Torah Portion:  Sh’mot (Names) Exodus 1:1-6:1

HafTorah: Jeremiah 1:1-2:3, Isaiah 27:6-28:13

This week we read the first Torah section of Sh’mot (Exodus). In this section we read of the birth of Moses, his flight from Egypt and then G-d’s call on him to lead the Hebrews out of Egypt and return to the Land of Promise.

Tonight I want to mainly look at the dialogue between Moses and G-d at the burning bush in Exodus chapter three. There are several spiritual lessons we can find here that should speak to us in our lives today. First let us look at the Hebrew people’s condition. They had had years of slavery, being beaten down literally (Ex. 1:14), and seeing their children being killed by throwing all the boys into the river. (Ex. 1:22) They groaned under their bondage. They were in a bad way. Like many people we see today. Maybe their slave master is different. The master could be drugs, love of money, status in the community or other things, but these also are real situations of slavery. An example would be the woman at the well. Her story is found in the New Testament, John 7:53-8:11. Here we see Yeshua’s approach to her. He does not beat her up verbally with her sin. He does not shame her but He speaks gently to her and opens a way for her to change.

So here in Exodus we see G-d telling Moses to deal gently with His people. They don’t need to hear about their assimilation or their failures in their lives or even the fact they might have forgotten His name. Instead He tells Moses to remind them of their heritage, of their ancestors. (Ex. 3:13, 15) They were not always slaves. He knows what they are going through and has seen their oppression in Egypt. (Ex. 3:16) He will bring them out and free them from their slave masters. He has a bright future for them in a land flowing with milk and honey. (Ex. 3:17)

How do we relate to a wayward child or a wayward friend? This is a good example on how to give them a hope and a future, not one that belittles or degrades them because of their sin or situation. They need to hear that we love them and have not given up on them. We can focus on their strengths, not on their weaknesses. We can help them see what they have, not what they lack, what they can do, not what they cannot, who they are not who they might have been, who they can become, not on what or who they think they will always be. If we love them as they are they might just find the will to change.
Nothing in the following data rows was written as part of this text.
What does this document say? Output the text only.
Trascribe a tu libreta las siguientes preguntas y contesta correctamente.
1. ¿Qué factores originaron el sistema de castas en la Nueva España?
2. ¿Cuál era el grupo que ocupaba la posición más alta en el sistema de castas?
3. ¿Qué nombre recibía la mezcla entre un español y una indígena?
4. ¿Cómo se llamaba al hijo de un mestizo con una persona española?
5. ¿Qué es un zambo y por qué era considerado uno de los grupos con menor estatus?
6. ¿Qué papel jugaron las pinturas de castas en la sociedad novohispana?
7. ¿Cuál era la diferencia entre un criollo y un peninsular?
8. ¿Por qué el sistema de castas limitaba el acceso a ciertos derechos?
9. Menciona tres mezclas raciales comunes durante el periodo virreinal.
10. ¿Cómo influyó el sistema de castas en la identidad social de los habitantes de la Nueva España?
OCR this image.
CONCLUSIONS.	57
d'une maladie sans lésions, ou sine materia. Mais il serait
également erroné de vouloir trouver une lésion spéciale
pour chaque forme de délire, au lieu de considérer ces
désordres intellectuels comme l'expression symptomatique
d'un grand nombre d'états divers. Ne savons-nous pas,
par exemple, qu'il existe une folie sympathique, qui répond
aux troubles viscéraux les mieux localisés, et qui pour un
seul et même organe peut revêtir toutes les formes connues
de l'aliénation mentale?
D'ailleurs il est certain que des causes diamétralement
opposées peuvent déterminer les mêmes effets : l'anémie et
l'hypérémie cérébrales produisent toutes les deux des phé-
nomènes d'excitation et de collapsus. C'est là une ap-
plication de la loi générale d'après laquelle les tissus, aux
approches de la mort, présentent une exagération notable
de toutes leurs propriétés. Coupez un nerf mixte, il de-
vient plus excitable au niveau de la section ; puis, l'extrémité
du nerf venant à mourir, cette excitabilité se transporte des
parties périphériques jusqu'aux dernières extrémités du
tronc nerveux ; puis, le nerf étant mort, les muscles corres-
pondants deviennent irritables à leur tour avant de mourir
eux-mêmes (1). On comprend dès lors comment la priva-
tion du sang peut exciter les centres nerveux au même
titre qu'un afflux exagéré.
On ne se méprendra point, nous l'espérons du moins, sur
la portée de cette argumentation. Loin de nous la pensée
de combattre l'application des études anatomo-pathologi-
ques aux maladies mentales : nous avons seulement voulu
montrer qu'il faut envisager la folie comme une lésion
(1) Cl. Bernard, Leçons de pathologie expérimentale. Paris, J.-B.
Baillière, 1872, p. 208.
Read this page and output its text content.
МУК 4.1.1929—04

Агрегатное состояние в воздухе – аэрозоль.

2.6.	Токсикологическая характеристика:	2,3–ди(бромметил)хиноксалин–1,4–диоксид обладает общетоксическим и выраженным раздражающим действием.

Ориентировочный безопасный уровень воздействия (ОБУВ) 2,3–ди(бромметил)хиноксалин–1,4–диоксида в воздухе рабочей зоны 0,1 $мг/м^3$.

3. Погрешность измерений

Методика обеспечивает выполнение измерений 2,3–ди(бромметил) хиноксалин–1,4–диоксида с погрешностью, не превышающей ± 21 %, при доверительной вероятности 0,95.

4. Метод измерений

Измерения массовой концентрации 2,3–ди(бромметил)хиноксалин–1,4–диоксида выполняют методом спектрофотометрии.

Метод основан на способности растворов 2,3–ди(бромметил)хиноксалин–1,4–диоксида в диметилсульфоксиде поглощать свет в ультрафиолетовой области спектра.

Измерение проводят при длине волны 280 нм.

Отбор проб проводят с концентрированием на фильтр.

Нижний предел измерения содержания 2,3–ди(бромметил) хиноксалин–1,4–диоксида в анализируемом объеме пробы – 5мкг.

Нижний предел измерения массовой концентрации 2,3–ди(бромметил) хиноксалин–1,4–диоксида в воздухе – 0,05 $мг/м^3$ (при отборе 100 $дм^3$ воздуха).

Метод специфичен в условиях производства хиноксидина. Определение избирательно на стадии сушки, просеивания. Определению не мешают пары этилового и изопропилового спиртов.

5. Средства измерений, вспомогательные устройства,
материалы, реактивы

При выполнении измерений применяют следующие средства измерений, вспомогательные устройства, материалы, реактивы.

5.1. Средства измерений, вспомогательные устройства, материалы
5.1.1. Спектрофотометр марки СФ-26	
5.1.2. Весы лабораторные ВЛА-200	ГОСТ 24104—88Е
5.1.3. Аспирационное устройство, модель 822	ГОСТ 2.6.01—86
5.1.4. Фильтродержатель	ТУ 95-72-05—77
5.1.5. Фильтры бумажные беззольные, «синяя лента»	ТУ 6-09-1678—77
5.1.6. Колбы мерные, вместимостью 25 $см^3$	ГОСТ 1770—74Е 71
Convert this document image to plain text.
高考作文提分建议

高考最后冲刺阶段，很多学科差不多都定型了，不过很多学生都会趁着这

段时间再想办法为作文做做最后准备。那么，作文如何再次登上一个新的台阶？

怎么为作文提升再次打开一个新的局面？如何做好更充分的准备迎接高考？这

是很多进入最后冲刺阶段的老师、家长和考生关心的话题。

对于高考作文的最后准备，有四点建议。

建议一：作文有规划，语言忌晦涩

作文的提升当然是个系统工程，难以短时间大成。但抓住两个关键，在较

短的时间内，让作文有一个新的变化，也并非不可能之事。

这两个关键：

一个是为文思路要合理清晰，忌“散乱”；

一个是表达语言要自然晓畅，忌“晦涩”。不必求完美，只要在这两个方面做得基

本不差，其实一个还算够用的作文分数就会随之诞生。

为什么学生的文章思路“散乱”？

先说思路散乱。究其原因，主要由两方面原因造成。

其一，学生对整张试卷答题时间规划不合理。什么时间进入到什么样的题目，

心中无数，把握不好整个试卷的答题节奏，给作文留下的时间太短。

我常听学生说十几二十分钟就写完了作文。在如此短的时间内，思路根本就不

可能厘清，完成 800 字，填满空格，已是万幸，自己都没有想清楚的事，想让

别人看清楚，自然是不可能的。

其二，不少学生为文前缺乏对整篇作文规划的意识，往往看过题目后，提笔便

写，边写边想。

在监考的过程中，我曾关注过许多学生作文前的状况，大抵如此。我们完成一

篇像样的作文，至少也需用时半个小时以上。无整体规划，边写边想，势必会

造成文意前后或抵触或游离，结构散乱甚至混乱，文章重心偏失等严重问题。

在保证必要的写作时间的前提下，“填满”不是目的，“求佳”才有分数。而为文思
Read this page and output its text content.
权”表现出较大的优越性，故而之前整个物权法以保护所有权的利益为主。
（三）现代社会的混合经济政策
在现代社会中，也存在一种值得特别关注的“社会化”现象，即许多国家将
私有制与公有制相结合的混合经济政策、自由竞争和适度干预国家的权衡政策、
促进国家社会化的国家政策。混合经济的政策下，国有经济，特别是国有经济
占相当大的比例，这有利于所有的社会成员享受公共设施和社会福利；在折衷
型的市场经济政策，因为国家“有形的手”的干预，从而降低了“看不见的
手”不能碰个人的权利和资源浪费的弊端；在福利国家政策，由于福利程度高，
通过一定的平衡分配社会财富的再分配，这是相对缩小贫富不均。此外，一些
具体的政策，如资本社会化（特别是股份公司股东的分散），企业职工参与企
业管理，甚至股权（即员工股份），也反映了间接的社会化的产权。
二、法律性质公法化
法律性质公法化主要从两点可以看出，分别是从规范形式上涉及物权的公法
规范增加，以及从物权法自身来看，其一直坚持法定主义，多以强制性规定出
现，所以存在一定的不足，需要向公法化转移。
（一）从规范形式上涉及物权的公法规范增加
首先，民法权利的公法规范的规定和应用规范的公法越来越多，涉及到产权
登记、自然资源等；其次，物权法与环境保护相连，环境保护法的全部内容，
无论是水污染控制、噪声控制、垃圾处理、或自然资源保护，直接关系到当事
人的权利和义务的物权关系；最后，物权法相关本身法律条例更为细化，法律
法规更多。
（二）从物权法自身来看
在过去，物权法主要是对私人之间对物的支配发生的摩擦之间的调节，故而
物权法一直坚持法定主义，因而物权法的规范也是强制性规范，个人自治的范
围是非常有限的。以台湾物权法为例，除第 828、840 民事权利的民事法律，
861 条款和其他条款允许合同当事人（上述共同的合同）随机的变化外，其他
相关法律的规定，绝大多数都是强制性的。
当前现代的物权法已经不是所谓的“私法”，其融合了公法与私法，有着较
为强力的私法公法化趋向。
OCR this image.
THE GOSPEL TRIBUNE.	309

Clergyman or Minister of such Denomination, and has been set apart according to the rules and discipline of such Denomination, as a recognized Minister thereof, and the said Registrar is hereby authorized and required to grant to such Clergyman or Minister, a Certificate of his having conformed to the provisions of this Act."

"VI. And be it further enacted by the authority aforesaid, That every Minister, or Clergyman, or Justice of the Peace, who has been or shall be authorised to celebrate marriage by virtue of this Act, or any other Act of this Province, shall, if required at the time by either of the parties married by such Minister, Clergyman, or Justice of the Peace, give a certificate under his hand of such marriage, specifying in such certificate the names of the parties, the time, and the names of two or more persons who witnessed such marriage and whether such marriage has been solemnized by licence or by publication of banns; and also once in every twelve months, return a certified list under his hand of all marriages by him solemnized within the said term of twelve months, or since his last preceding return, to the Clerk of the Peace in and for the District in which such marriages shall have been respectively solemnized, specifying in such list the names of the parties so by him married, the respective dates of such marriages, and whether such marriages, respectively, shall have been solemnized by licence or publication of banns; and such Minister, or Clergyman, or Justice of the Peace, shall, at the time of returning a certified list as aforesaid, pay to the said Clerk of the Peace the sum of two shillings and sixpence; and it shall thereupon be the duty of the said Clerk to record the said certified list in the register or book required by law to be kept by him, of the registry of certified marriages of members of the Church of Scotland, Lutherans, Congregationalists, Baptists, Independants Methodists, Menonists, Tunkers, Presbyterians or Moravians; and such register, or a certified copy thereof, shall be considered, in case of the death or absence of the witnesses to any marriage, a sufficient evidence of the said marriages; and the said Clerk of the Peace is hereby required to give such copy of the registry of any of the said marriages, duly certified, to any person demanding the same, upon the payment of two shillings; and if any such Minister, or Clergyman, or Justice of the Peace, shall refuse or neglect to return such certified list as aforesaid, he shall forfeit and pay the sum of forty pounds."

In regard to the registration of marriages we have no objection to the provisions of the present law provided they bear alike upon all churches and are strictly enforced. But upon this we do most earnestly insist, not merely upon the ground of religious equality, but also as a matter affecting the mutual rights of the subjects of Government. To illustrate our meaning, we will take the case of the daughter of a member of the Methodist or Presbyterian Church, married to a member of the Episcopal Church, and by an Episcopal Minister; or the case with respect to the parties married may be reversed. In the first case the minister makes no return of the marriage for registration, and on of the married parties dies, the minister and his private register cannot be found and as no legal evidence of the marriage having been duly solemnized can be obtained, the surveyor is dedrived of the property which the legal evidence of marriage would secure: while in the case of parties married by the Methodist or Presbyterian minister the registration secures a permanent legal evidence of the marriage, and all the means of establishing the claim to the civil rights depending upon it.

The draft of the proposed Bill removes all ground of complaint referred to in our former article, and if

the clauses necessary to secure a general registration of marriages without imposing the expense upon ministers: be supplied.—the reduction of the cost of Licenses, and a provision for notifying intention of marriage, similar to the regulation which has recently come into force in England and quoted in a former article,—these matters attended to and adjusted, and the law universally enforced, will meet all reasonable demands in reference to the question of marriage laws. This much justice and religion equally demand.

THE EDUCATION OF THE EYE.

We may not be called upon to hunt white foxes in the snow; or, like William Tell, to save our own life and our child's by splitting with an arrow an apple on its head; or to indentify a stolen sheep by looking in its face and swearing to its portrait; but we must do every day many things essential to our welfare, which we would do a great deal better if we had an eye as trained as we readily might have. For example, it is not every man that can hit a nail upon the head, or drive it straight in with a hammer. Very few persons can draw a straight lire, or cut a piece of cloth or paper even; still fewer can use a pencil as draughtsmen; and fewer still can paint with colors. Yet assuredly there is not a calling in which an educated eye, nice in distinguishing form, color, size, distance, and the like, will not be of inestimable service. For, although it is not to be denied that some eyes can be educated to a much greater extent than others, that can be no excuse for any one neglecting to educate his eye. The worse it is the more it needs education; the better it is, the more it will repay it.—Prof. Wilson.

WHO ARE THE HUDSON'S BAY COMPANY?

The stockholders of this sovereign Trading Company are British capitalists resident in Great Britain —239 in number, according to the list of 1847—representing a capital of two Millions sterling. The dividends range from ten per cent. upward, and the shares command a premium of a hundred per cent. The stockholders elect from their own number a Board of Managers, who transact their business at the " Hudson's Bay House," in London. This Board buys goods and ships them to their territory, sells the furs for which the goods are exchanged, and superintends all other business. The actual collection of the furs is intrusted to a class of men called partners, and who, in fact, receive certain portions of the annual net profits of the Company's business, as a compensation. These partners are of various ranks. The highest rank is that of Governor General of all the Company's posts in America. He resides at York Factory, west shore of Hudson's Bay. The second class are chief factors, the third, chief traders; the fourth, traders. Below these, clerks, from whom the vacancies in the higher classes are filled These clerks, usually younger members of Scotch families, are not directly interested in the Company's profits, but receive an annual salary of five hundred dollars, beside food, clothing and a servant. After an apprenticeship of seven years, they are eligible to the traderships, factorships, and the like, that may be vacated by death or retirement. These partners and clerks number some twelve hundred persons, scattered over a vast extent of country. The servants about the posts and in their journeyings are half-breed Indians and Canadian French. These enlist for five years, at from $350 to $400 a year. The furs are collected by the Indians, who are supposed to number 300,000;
This is how Yeshua dealt with the woman at the well and it is how G-d tells Moses to deal with the people when he goes to them in Egypt. Also, it is how G-d relates to us and how we should relate to ourselves. Yesterday is gone. Tomorrow has not come but we have today.

One way these people forgot who they were may have been in how Pharaoh dealt with them in that he heaped the labor on to where they were constantly working. (Ex. 5:6-9) He meant to keep them so busy they had no time to think of anything else. What happens when we stay so busy and stressed? We lose our way. These people had no time to think, to contemplate their spiritual state. They had lost their way. This was Pharaoh’s plan.

In our world today, we are constantly bombarded by things that take our time, things that distract us to the point we too have no time to think of our own life. We have no time to consider our relationship with our family, wife, husband, children or with G-d. We have no time to review our day, to right wrongs, to consider the good we might have done.

Thinking, contemplation is what makes us human. This is how we grow as a person. This is how we right a wrong or build on good. Even Yeshua drew away from the crowds. The result of not taking time is to become a slave to what pushes us relentlessly.  The answer lies within us. We need to take time to think, to review and to grow.  Then we can explore the depth of G-d’s name (Ex. 3:14) Here apparently the Hebrews had forgotten G-d’s name. What does it mean? First in English we could translate it as, “I will be.” G-d in effect telling the people He is, was and will be. He is telling us this as well. But only by considering and meditating on it can we come to grips with how much that promise means to us today.